Народ наш добрый, но злой, слушал басни эти, у виска пальцем крутил, а в темноте душ мучался: вдруг у шальной девки всё выйдет, так, может, заранее приготовиться, глядишь, польза случится. Потому Аньку на всякий случай не трогали, хоть у подружек руки чесались. Так что ходила она гордая, не битая, даже пальто не порезали, не то что глаз синяком украсить. Вдруг потом со свету сживёт? От этих звёзд всего можно ожидать.
Парни Аньку обходили по десятому кругу. Никого она к себе не подпускала. Не того поля ягоды, чтобы об них ручки марать. Сухим поцелуем не баловала за расписанный асфальт на 8 Марта. Строго держала на расстоянии. И тех, кто попроще, и первого красавца. Этого каждая подружка себе бы оторвала, недаром у его папаши ларёк.
Какая разница, как его зовут? Исчез в тумане прошлого.
Мало, что Аньку в дуру зачислили, так шептали, что у неё ледяное сердце, никого, кроме себя, драгоценной крали, не любит. Такие вот плоды воспитания. Что было чистой неправдой. Анька любила маму больше себя. Слушала её как своё сердце.

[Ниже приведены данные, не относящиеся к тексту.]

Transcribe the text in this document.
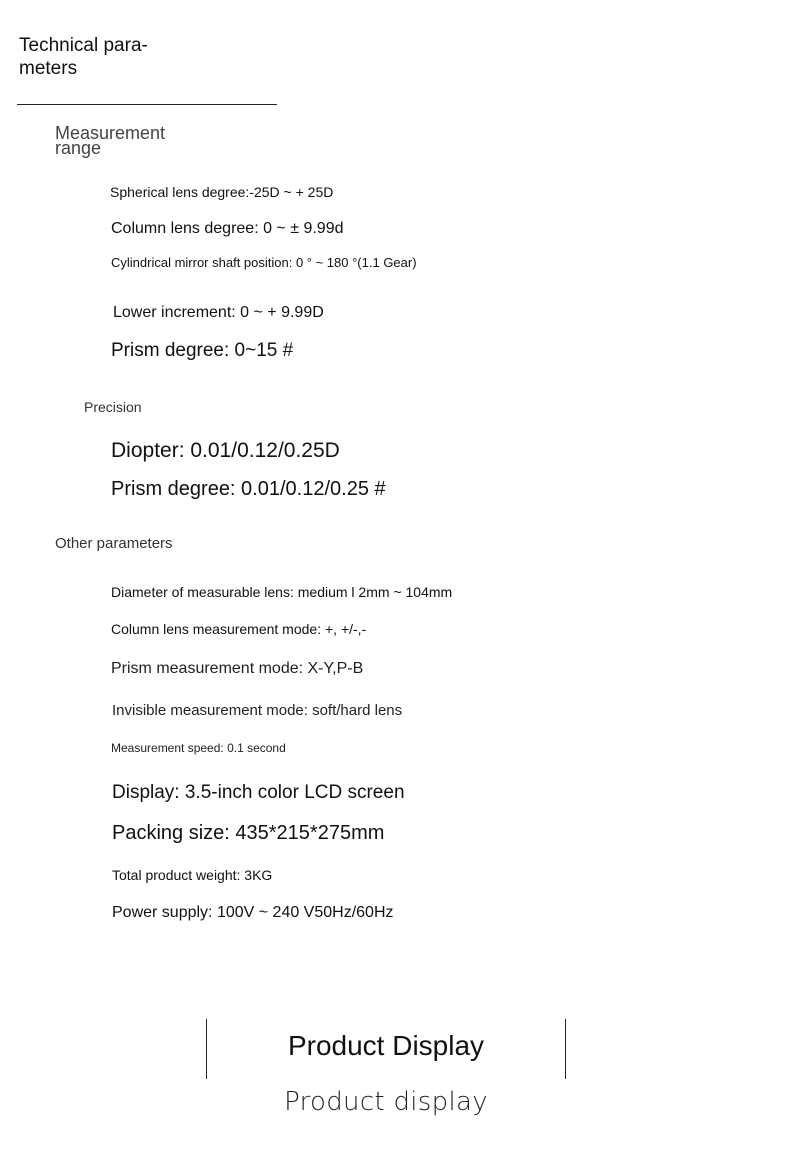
Technical para-
meters
Measurement range
Spherical lens degree:-25D ~ + 25D
Column lens degree: 0 ~ ± 9.99d
Cylindrical mirror shaft position: 0 ° ~ 180 °(1.1 Gear)
Lower increment: 0 ~ + 9.99D
Prism degree: 0~15 #
Precision
Diopter: 0.01/0.12/0.25D
Prism degree: 0.01/0.12/0.25 #
Other parameters
Diameter of measurable lens: medium l 2mm ~ 104mm
Column lens measurement mode: +, +/-,-
Prism measurement mode: X-Y,P-B
Invisible measurement mode: soft/hard lens
Measurement speed: 0.1 second
Display: 3.5-inch color LCD screen
Packing size: 435*215*275mm
Total product weight: 3KG
Power supply: 100V ~ 240 V50Hz/60Hz
Product Display
Product display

Мама Аньку не баловала, не было таких средств, больше держала в строгости. Злу не учила, а учила, что от природы и своей кровушки наградила доченьку талантами непомерными. Только этого мало. Талант в рот не положишь и на хлеб не намажешь. Таланту надо продираться. Добиваться своего и никогда не отступать. Хоть тресни, хоть лопни, а не смей прогибаться под жизнь. Тогда ждут тебя икра в шампанском под фейерверком радуги.

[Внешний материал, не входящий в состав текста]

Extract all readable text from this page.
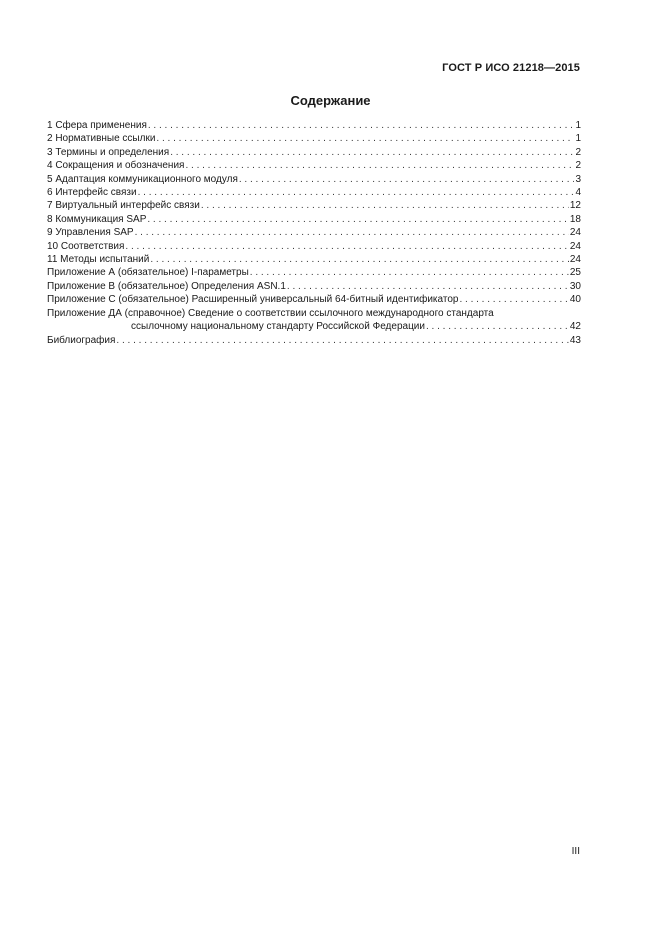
ГОСТ Р ИСО 21218—2015
Содержание
1 Сфера применения . . .	1
2 Нормативные ссылки . . .	1
3 Термины и определения . . .	2
4 Сокращения и обозначения . . .	2
5 Адаптация коммуникационного модуля . . .	3
6 Интерфейс связи . . .	4
7 Виртуальный интерфейс связи . . .	12
8 Коммуникация SAP . . .	18
9 Управления SAP . . .	24
10 Соответствия . . .	24
11 Методы испытаний . . .	24
Приложение А (обязательное) I-параметры . . .	25
Приложение В (обязательное) Определения ASN.1 . . .	30
Приложение С (обязательное) Расширенный универсальный 64-битный идентификатор . . .	40
Приложение ДА (справочное) Сведение о соответствии ссылочного международного стандарта
ссылочному национальному стандарту Российской Федерации . . .	42
Библиография . . .	43
III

Мама жизнь прожила как все, а дочке хотела только лучшее. Верила в то, что говорила. А когда веришь, это сила непобедимая. Анька слушала и на ус мотала, хоть уса у неё не было. Зачем ей ус? У нее волос рыжий в колечко.
Что слушала, намотала крепко. Поверила так, что никому с места не сдвинуть. Пропиталась окончательно. А чтобы сказка случилась в яви, оставалось немножко потерпеть. Отсидеть последние классы и экзамены сбросить.
Вот только под школьный звонок директор выдал аттестат, Анька тут же и подхватила чемоданчик. Мама собрала ей на дорожку что пригодится и немножко денег, сколько спрятала на чёрный день. Крепко обняла, как навсегда прощалась, долго наставляла на дорожку: не забывать, что между ними столько раз было говорено. Особо беречь то, что потерять легко, а не воротишь, не смотреть на подружек, кому от этого счастье привалило. Анька заветы обещала блюсти строго, плакала и просила дождаться дочь богатую, счастливую и знаменитую. И кинулась на вокзал. Чтобы успеть на поезд, который увозил её в даль ясную. Много таких, как она, ехало. Уж как водится. За счастьем всяк горазд за три моря тащиться, пока шею не сломит.